Today's mirrorless cameras are another matter entirely. Fujifilm makes mirrorless cameras with an APS-C sized sensor. And Sony makes mirrorless cameras with a full frame sensor that can go toe to toe with top-of-the-line SLR cameras from Canon and Nikon.
Round 3 Winner: Mirrorless. Same quality. Smaller size. Pictured above is the Fuji X-Pro 2, which boasts a gorgeous selection of Fuji lenses. With that optical hybrid viewfinder, this camera has SLR killer written all over it.
It's the System, Stupid
“Serious” photographers talk about “the system,” or the bunch of lenses, flashes, and accessories you can use with your camera body.
Canon and Nikon's SLR systems have been around for decades, and they've got you covered no matter what your shoot requirements may be. Long, waterpoof lenses for shooting birds in the Amazon? Check. Night shooting? You betcha. Birthday parties? Pfft.
Mirrorless camera systems meanwhile have had a lot of catching up to do. That said, systems like those from Fuji, Sony, and the Micro Four Thirds consortium (Olympus, Panasonic) have been around for a while now and have caught up quite a bit. How many lenses do you need?
Round 4 Winner: SLR. Choices, choices, choices. Pictured above is the Nikon D750, a full-frame SLR which has gotten autofocus upgrades and improved video.
SLR cameras are often built with a magnesium frame. This makes them tough. Mirrorless cameras? Not so much. But more and more mirrorless cameras are being built with professionals in mind, like the Olympus E-M1, or the Fuji X-Pro. That said, most people aren't Nat Geo wildlife photographers. Do you really need a magnesium frame for kiddie parties and high school reunions?
Round Winner: SLR. Built tough.
With the difference in image quality between mirrorless and SLR cameras narrowing or disappearing altogether, the SLR has maintained its edge in things like autofocus. Some mirrorless systems use contrast detect autofocus, which is fast and mostly good, but inaccurate with moving subjects.

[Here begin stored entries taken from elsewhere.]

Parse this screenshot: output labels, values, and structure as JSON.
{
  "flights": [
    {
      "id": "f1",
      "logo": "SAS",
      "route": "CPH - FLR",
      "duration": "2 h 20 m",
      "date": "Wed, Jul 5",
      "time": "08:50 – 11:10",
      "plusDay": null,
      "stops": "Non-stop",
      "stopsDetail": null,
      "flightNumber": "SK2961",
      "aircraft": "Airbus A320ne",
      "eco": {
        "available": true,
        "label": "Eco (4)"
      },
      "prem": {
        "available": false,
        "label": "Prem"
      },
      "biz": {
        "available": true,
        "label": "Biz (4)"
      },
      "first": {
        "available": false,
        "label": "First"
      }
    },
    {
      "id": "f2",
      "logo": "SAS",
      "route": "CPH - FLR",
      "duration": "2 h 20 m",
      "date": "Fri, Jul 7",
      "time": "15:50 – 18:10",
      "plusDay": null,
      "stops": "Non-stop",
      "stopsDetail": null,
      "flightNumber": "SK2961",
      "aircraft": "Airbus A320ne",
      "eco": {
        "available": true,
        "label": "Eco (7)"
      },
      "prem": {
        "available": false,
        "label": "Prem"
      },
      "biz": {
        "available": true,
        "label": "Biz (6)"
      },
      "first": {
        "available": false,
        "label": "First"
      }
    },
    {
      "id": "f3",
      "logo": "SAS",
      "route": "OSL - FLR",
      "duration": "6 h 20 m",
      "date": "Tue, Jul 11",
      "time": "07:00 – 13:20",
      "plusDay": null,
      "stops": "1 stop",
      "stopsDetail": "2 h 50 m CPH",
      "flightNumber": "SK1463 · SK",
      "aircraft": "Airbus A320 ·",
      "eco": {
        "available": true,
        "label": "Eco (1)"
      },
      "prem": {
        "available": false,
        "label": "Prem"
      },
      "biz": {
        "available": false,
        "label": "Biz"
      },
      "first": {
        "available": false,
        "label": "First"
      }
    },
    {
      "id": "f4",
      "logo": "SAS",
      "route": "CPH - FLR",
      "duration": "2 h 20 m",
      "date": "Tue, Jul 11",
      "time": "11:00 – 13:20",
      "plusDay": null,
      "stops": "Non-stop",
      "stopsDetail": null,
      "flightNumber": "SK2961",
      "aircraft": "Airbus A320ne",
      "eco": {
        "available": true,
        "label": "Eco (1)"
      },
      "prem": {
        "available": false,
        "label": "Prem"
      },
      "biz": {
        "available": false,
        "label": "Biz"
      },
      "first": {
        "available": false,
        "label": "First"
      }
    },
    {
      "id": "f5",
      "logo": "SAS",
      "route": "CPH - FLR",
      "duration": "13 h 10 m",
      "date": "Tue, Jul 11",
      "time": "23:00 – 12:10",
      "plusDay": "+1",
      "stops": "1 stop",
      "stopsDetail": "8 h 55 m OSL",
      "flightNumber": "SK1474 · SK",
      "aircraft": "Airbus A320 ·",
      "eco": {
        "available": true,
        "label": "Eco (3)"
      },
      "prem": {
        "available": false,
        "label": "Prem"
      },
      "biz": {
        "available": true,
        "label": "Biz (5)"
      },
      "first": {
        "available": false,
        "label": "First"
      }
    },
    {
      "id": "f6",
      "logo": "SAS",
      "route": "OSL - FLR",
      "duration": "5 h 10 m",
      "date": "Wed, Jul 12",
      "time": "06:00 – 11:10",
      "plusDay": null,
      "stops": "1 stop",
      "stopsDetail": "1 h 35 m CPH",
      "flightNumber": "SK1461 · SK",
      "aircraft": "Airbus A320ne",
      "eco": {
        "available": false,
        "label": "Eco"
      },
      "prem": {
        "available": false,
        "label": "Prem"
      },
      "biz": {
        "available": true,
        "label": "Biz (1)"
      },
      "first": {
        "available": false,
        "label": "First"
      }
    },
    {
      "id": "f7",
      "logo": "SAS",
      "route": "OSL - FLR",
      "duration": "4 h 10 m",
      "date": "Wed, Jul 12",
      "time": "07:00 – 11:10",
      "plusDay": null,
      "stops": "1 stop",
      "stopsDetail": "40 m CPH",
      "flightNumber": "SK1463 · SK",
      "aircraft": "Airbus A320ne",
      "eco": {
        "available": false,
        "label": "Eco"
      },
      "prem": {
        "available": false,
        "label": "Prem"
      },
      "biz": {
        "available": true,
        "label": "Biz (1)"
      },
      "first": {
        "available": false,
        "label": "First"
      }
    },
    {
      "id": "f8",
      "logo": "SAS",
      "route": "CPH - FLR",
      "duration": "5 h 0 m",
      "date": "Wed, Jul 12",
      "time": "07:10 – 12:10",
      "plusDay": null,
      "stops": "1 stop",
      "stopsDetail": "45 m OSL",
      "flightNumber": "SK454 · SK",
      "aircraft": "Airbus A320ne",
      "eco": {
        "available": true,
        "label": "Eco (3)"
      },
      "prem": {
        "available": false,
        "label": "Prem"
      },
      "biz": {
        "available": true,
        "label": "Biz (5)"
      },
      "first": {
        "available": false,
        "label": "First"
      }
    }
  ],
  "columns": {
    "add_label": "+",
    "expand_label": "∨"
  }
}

SLR cameras commonly use phase detect autofocus (PDAF). But PDAF doesn't belong solely to SLR cameras. Recent mirrorless cameras, like the Fuji X-Pro 2, have PDAF also.
Round Winner: SLR. Mirrorless is catching up, but SLR still autofocuses more reliably.
When you look through the viewfinder in an SLR, it's like looking through a telescope. You see reality. Photographers find this invaluable.
Or are they just being old-fashioned? When you look through an electronic viewfinder, you see what the camera is seeing. Boost your colors and you will see more vibrant colors. Apply a filter, and everything you see will be filtered. What you see is what you get.
Meanwhile, Fuji with its hybrid optical and electronic viewfinders gives you the best of both worlds.
Round Winner: A tie. Different strokes for different folks. Pictured above is the Olympus E-M1. Its smaller Micro Four Thirds sensor punches far above its weight. What's really weird though is how much this camera together with its system of lenses feels like a real replacement for SLR systems.
Oh mirrorless cameras, how you've grown. No matter how loyal you might want to be to your DSLRs, these mirrorless wonders shine a path towards the future of photography. They're here to stay. You don't have to ditch your DSLRs though as both of these types have their pros and cons.